The population of China is estimated to be 1.41 billion people, at least 16.87 million of whom live in the Shanghai metropolitan area. The urban landscape has undergone rapid development. In 1990 the percentage of the Chinese population living in cities was 26%, by 2017 it was 59%. Rapid urbanization may impact health, for example the prevalence of hypertension in Shanghai adults was 28% in 2013, higher than the national average of 25%. The relationship between urbanization and health in China is not yet fully understood.
Wen Chen of Fudan University, Shanghai, and colleagues on behalf of the Shanghai suburban adult cohort and biobank (SSACB) study group, describe the establishment of the biobank to identify environmental, lifestyle and genetic risk factors for non-communicable diseases in Chinese adults aged 20–74 years old living in newly urbanised areas of Shanghai. The report was published in the journal BMJ Open.
The SSACB consists of participants from 2 of Shanghai’s 8 suburban districts; Songjiang and Jiading. People aged 20–74 years in selected communities within the districts were invited to participate. Recruitment, baseline interviews and examinations were started in 2016, and completed the following year with 44,887 recruits; 35,727 from Songjiang and 9,160 from Jiading.
A questionnaire standardized for comparability was delivered and recorded via Android tablet. A free physical examination was performed at the local community health centre by licensed physicians. Fasting urine, and blood samples were collected and biobanked.
It is planned that follow-up surveys and exams will be conducted every five years. A yearly snapshot of participant electronic health records will be collected.
The cohort has already revealed several health indicators recorded at baseline during the period 2016-2017, in suburban Shanghai, such as the hypertension rate of 34% among the, on average, 57 year old, 60% retired participants.

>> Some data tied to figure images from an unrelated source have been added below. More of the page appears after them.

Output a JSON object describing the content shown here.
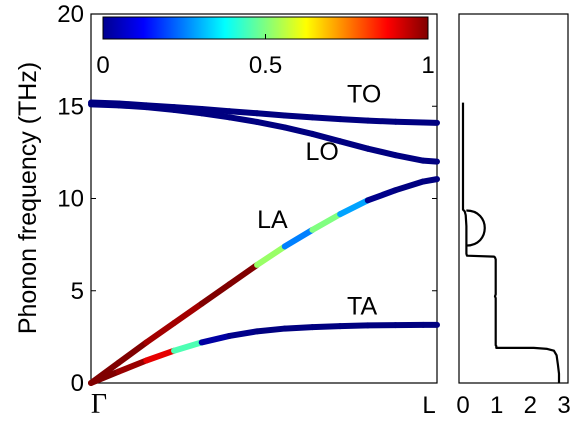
{
  "chart_data": [
    {
      "type": "line",
      "ylabel": "Phonon frequency (THz)",
      "ylim": [
        0,
        20
      ],
      "yticks": [
        "0",
        "5",
        "10",
        "15",
        "20"
      ],
      "xlim": [
        0,
        1
      ],
      "xticks": [
        {
          "x": 0,
          "label": "Γ"
        },
        {
          "x": 1,
          "label": "L"
        }
      ],
      "colorbar": {
        "colormap": "jet",
        "range": [
          0,
          1
        ],
        "ticks": [
          {
            "v": 0,
            "label": "0"
          },
          {
            "v": 0.5,
            "label": "0.5"
          },
          {
            "v": 1,
            "label": "1"
          }
        ]
      },
      "branches": [
        {
          "label": "TA",
          "x": [
            0,
            0.08,
            0.16,
            0.24,
            0.32,
            0.4,
            0.48,
            0.56,
            0.64,
            0.72,
            0.8,
            0.88,
            0.96,
            1.0
          ],
          "y": [
            0,
            0.62,
            1.22,
            1.75,
            2.2,
            2.55,
            2.8,
            2.95,
            3.03,
            3.08,
            3.12,
            3.14,
            3.15,
            3.15
          ],
          "c": [
            1,
            1,
            0.95,
            0.85,
            0.05,
            0.02,
            0,
            0,
            0,
            0,
            0,
            0,
            0,
            0
          ]
        },
        {
          "label": "LA",
          "x": [
            0,
            0.08,
            0.16,
            0.24,
            0.32,
            0.4,
            0.48,
            0.56,
            0.64,
            0.72,
            0.8,
            0.88,
            0.96,
            1.0
          ],
          "y": [
            0,
            1.1,
            2.2,
            3.25,
            4.3,
            5.35,
            6.4,
            7.4,
            8.3,
            9.15,
            9.9,
            10.45,
            10.92,
            11.05
          ],
          "c": [
            1,
            1,
            1,
            0.93,
            1,
            1,
            1,
            0.05,
            0.45,
            0.55,
            0.02,
            0,
            0,
            0
          ]
        },
        {
          "label": "LO",
          "x": [
            0,
            0.08,
            0.16,
            0.24,
            0.32,
            0.4,
            0.48,
            0.56,
            0.64,
            0.72,
            0.8,
            0.88,
            0.96,
            1.0
          ],
          "y": [
            15.1,
            15.05,
            14.95,
            14.8,
            14.62,
            14.4,
            14.15,
            13.85,
            13.5,
            13.1,
            12.7,
            12.35,
            12.05,
            12.0
          ],
          "c": [
            0,
            0,
            0,
            0,
            0,
            0,
            0,
            0,
            0,
            0,
            0,
            0,
            0,
            0
          ]
        },
        {
          "label": "TO",
          "x": [
            0,
            0.08,
            0.16,
            0.24,
            0.32,
            0.4,
            0.48,
            0.56,
            0.64,
            0.72,
            0.8,
            0.88,
            0.96,
            1.0
          ],
          "y": [
            15.2,
            15.15,
            15.05,
            14.95,
            14.85,
            14.73,
            14.62,
            14.5,
            14.4,
            14.3,
            14.22,
            14.16,
            14.12,
            14.1
          ],
          "c": [
            0,
            0,
            0,
            0,
            0,
            0,
            0,
            0,
            0,
            0,
            0,
            0,
            0,
            0
          ]
        }
      ],
      "labels": [
        {
          "text": "TO",
          "x": 0.74,
          "y": 15.2
        },
        {
          "text": "LO",
          "x": 0.62,
          "y": 12.1
        },
        {
          "text": "LA",
          "x": 0.48,
          "y": 8.4
        },
        {
          "text": "TA",
          "x": 0.74,
          "y": 3.7
        }
      ]
    },
    {
      "type": "line",
      "xlim": [
        0,
        3
      ],
      "ylim": [
        0,
        20
      ],
      "xticks": [
        {
          "x": 0,
          "label": "0"
        },
        {
          "x": 1,
          "label": "1"
        },
        {
          "x": 2,
          "label": "2"
        },
        {
          "x": 3,
          "label": "3"
        }
      ],
      "x": [
        0,
        0,
        0.05,
        0.08,
        0.1,
        0.1,
        0.1,
        0.12,
        0.92,
        0.95,
        0.97,
        0.97,
        0.95,
        0.97,
        0.97,
        0.99,
        0.99,
        2.1,
        2.5,
        2.7,
        2.78,
        2.82,
        2.85,
        2.85
      ],
      "y": [
        15.2,
        9.4,
        9.3,
        9.1,
        8.5,
        7.6,
        7.0,
        6.9,
        6.85,
        6.8,
        6.7,
        4.8,
        4.7,
        4.6,
        2.05,
        2.0,
        1.9,
        1.9,
        1.85,
        1.75,
        1.5,
        1.0,
        0.5,
        0
      ],
      "bump": {
        "y_top": 9.35,
        "y_bottom": 7.45,
        "x_max": 0.65
      }
    }
  ]
}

The nascent study cohort is subject to the usual longitudinal cohort limitations, however the authors note that, in particular, reliance on the yearly health record snapshots could prove a weakness with the possibility of incomplete records.
“The SSACB cohort study is a large, prospective cohort study that investigates the unique characteristics of suburban residents, and will be a major contribution to research on [non-communicable diseases] in China,” concluded the authors.